Ты лгунья Эмили! Из-за тебя я просидел тридцать две минуты в кабинете психолога! Чего ты хочешь! Обед. Сегодня такой же дерьмовый ланч как и всегда. Хотя, здесь он всегда дерьмовый. Но своего апогея дерьмовости мой ланч достиг именно сегодня: на старом лакированном столе из дерева правильной прямоугольной формы и исписанном тупыми признаниями в любви, стоит обычный металлический поднос. Справа-нож, слева-вилка. Так требует этикет. В центре подноса стоит тарелка, в которую как-то небрежно навалено вонючее пюре. Серьёзно, я думаю повар давил его ногами которые мыл… Никогда. К картофелю прибавляется обжаренный резиновый тапок, который здесь называют "ростбиф". Наипротивнейший клюквенный морс-слюни блюющей кровью обезьяны.

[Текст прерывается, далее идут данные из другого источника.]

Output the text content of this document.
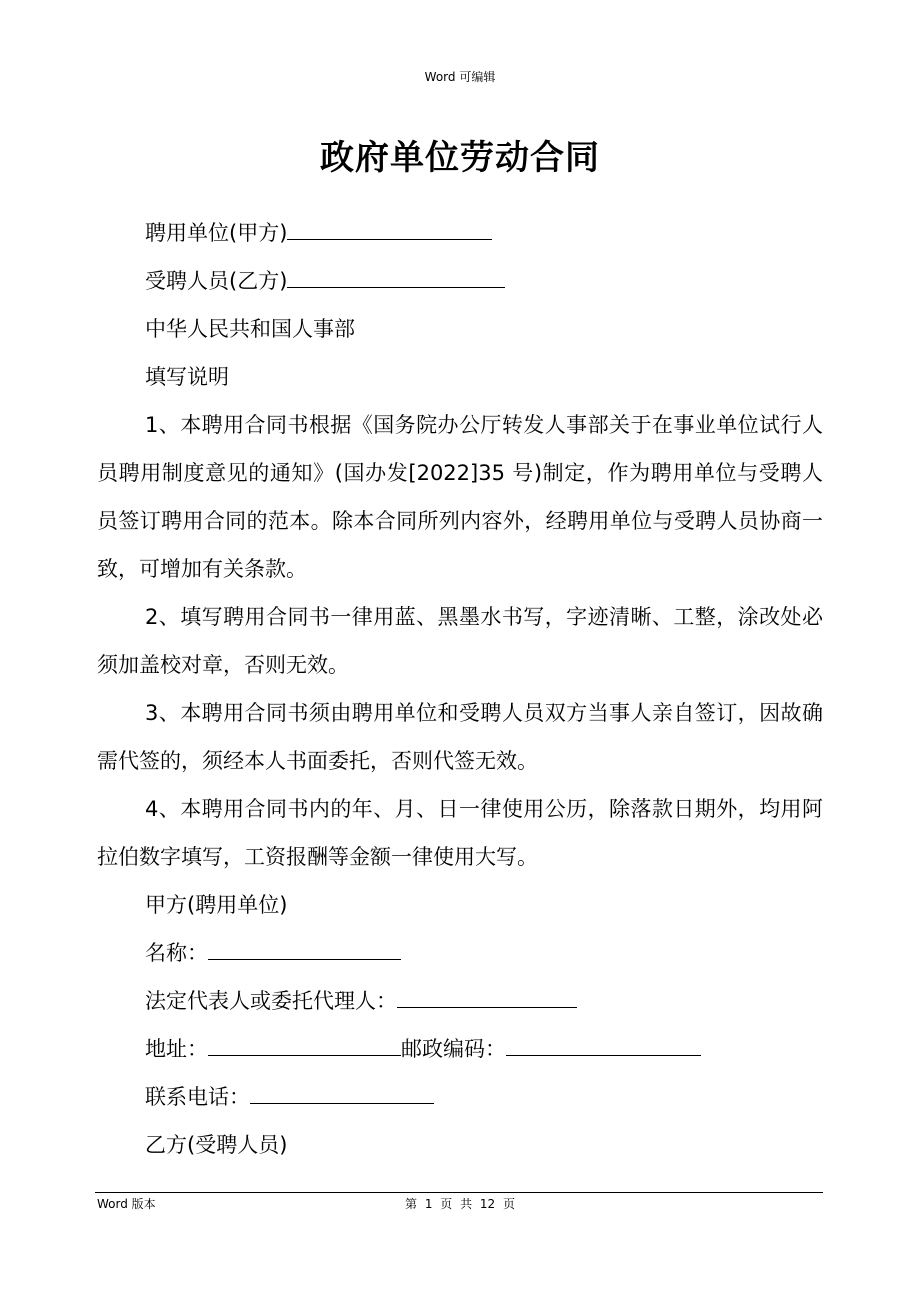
Word 可编辑
政府单位劳动合同

聘用单位(甲方)

受聘人员(乙方)

中华人民共和国人事部

填写说明

1、本聘用合同书根据《国务院办公厅转发人事部关于在事业单位试行人员聘用制度意见的通知》(国办发[2022]35 号)制定，作为聘用单位与受聘人员签订聘用合同的范本。除本合同所列内容外，经聘用单位与受聘人员协商一致，可增加有关条款。

2、填写聘用合同书一律用蓝、黑墨水书写，字迹清晰、工整，涂改处必须加盖校对章，否则无效。

3、本聘用合同书须由聘用单位和受聘人员双方当事人亲自签订，因故确需代签的，须经本人书面委托，否则代签无效。

4、本聘用合同书内的年、月、日一律使用公历，除落款日期外，均用阿拉伯数字填写，工资报酬等金额一律使用大写。

甲方(聘用单位)

名称：

法定代表人或委托代理人：

地址：	邮政编码：

联系电话：

乙方(受聘人员)

Word 版本	第 1 页 共 12 页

Пятна на банане напоминали мне круги под моими глазами, бесконечная черная дыра. Но одно, зато решено, если я нечаянно убью кого-нибудь в порыве гнева (что вообще исключено с моим характером), я знаю куда спрятать этот труп. Банан ягода или фрукт? Я перестал спать после того, как узнал о болезни моей матери. Все-таки фрукт. А к психологу я ходил из-за того, что иногда просто падал на парту и засыпал. Иногда просыпался у психолога, а временами в пустом кабинете со злым учителем, стоящим передо мной. Но оно ведь растет на дереве, как и все остальные ягоды? Дома я бывал чаще чем обычно, мне хотелось провести весь остаток своей жизни со своей матерью. Хоть она и не знала настоящего меня, знает ли кто-нибудь вообще настоящего меня? Телепатия ведь не работает, а настоящее чувство не передать. Никакими словами. Ужин подан, говорю я ей и усаживаю за стол.
Я люблю тебя.
Я люблю тебя.
Я люблю тебя.
Но выходит из меня только сухое «Как ты?». Будто что-то изменится. Телепатия не работает. Банан фрукт. Я не расист.